Kesin süreye ilişkin ara karar hem hakimi hem tarafları bağlamakla birlikte kesin süre içerisinde yerine getirilmeyen bir işlemin, bu süre geçtikten sonra yerine getirilmesi olanaklı değildir. Ancak böyle bir durumda kesin sürenin hukuki sonuç doğurabilmesi için buna ilişkin ara kararın, yasaya ve içtihatlara uygun şekilde hiçbir tereddüde yer vermeyecek derecede açık, yorumu zorunlu kılmayacak, yanlış anlamayı önleyecek, ilgili tarafından kolaylıkla anlaşılacak derecede açık, sade ve sınırlı olması gerekir. Ayrıca verilen sürenin amaca uygun, yeterli ve elverişli olması, kesin süreye uymamanın doğuracağı hukuki sonuçların açık olarak anlatılması ve anlatılanların tutanağa geçirilmesi, bunlara uyulmaması durumunda mevcut kanıtlara göre karar verilip, gerektiğinde davanın reddedileceğinin açıkça bildirilmesi suretiyle ilgili tarafın uyarılması gerekmektedir. (Kuru, Baki: Hukuk Muhakemeleri Usulü, Cilt 5, Altıncı Baskı, İstanbul- 2001, s. 5438 vd.)

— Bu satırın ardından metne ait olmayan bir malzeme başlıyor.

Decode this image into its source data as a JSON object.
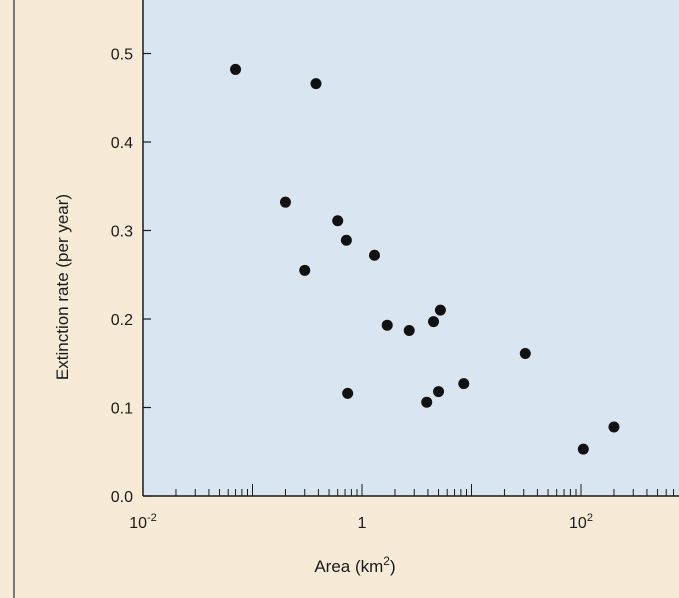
{
  "chart_data": {
    "type": "scatter",
    "title": "",
    "xlabel": "Area (km2)",
    "xlabel_parts": {
      "base": "Area (km",
      "sup": "2",
      "end": ")"
    },
    "ylabel": "Extinction rate (per year)",
    "x_scale": "log",
    "xlim": [
      0.01,
      1000
    ],
    "ylim": [
      0,
      0.55
    ],
    "grid": false,
    "y_ticks": [
      {
        "value": 0.0,
        "label": "0.0"
      },
      {
        "value": 0.1,
        "label": "0.1"
      },
      {
        "value": 0.2,
        "label": "0.2"
      },
      {
        "value": 0.3,
        "label": "0.3"
      },
      {
        "value": 0.4,
        "label": "0.4"
      },
      {
        "value": 0.5,
        "label": "0.5"
      }
    ],
    "x_ticks": [
      {
        "value": 0.01,
        "base": "10",
        "sup": "-2"
      },
      {
        "value": 1,
        "base": "1",
        "sup": ""
      },
      {
        "value": 100,
        "base": "10",
        "sup": "2"
      }
    ],
    "points": [
      {
        "x": 0.07,
        "y": 0.482
      },
      {
        "x": 0.2,
        "y": 0.332
      },
      {
        "x": 0.3,
        "y": 0.255
      },
      {
        "x": 0.38,
        "y": 0.466
      },
      {
        "x": 0.6,
        "y": 0.311
      },
      {
        "x": 0.72,
        "y": 0.289
      },
      {
        "x": 0.74,
        "y": 0.116
      },
      {
        "x": 1.3,
        "y": 0.272
      },
      {
        "x": 1.7,
        "y": 0.193
      },
      {
        "x": 2.7,
        "y": 0.187
      },
      {
        "x": 3.9,
        "y": 0.106
      },
      {
        "x": 4.5,
        "y": 0.197
      },
      {
        "x": 5.0,
        "y": 0.118
      },
      {
        "x": 5.2,
        "y": 0.21
      },
      {
        "x": 8.5,
        "y": 0.127
      },
      {
        "x": 31,
        "y": 0.161
      },
      {
        "x": 105,
        "y": 0.053
      },
      {
        "x": 200,
        "y": 0.078
      }
    ]
  },
  "colors": {
    "page_bg": "#f7ead6",
    "plot_bg": "#dae5f2",
    "axis": "#1a1a1a",
    "point": "#111111"
  }
}
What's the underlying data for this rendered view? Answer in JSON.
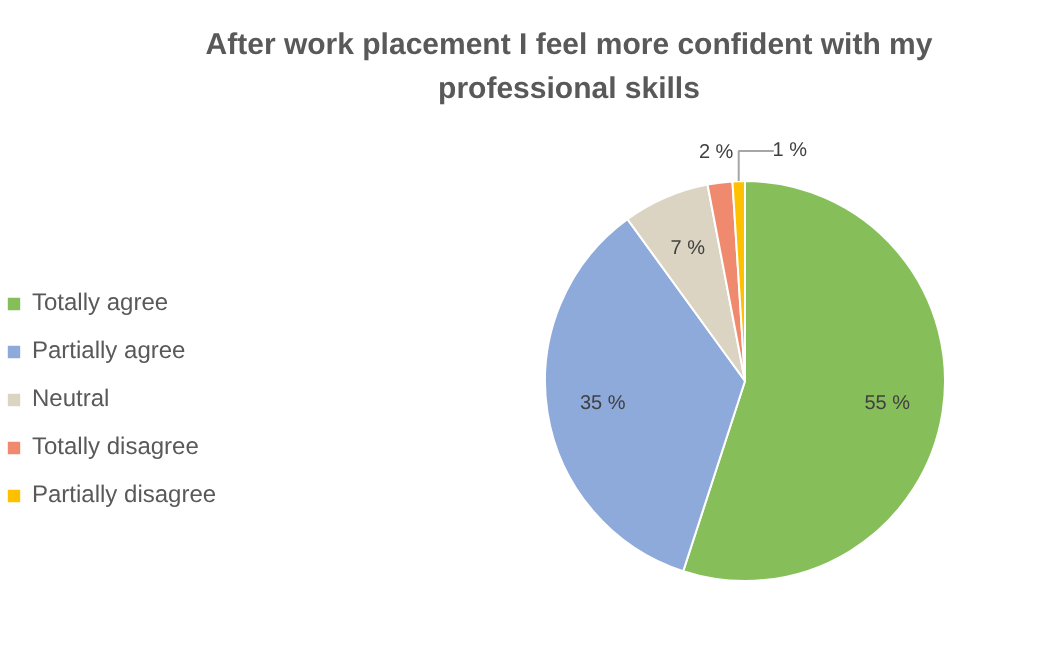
{
  "chart_data": {
    "type": "pie",
    "title": "After work placement I feel more confident with my\nprofessional skills",
    "categories": [
      "Totally agree",
      "Partially agree",
      "Neutral",
      "Totally disagree",
      "Partially disagree"
    ],
    "values": [
      55,
      35,
      7,
      2,
      1
    ],
    "colors": [
      "#86bf5a",
      "#8eaadb",
      "#dcd4c2",
      "#f08a6e",
      "#ffc000"
    ],
    "value_labels": [
      "55 %",
      "35 %",
      "7 %",
      "2 %",
      "1 %"
    ],
    "legend": "left"
  }
}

Kesin sürenin kaçırılması, o delile veya hakka dayanamamak gibi ağır sonuçları birlikte getirmekte, davanın kaybedilmesine neden olmaktadır. Böyle bir durumda, geciken adaletin adaletsizlik olduğu düşünülerek, davaların uzamasını veya uzatılmak istenmesini engellemek üzere getirilen kesin süre kuralı, kanunun amacına uygun olarak kullanılmalı, davanın reddi için bir araç sayılmamalıdır.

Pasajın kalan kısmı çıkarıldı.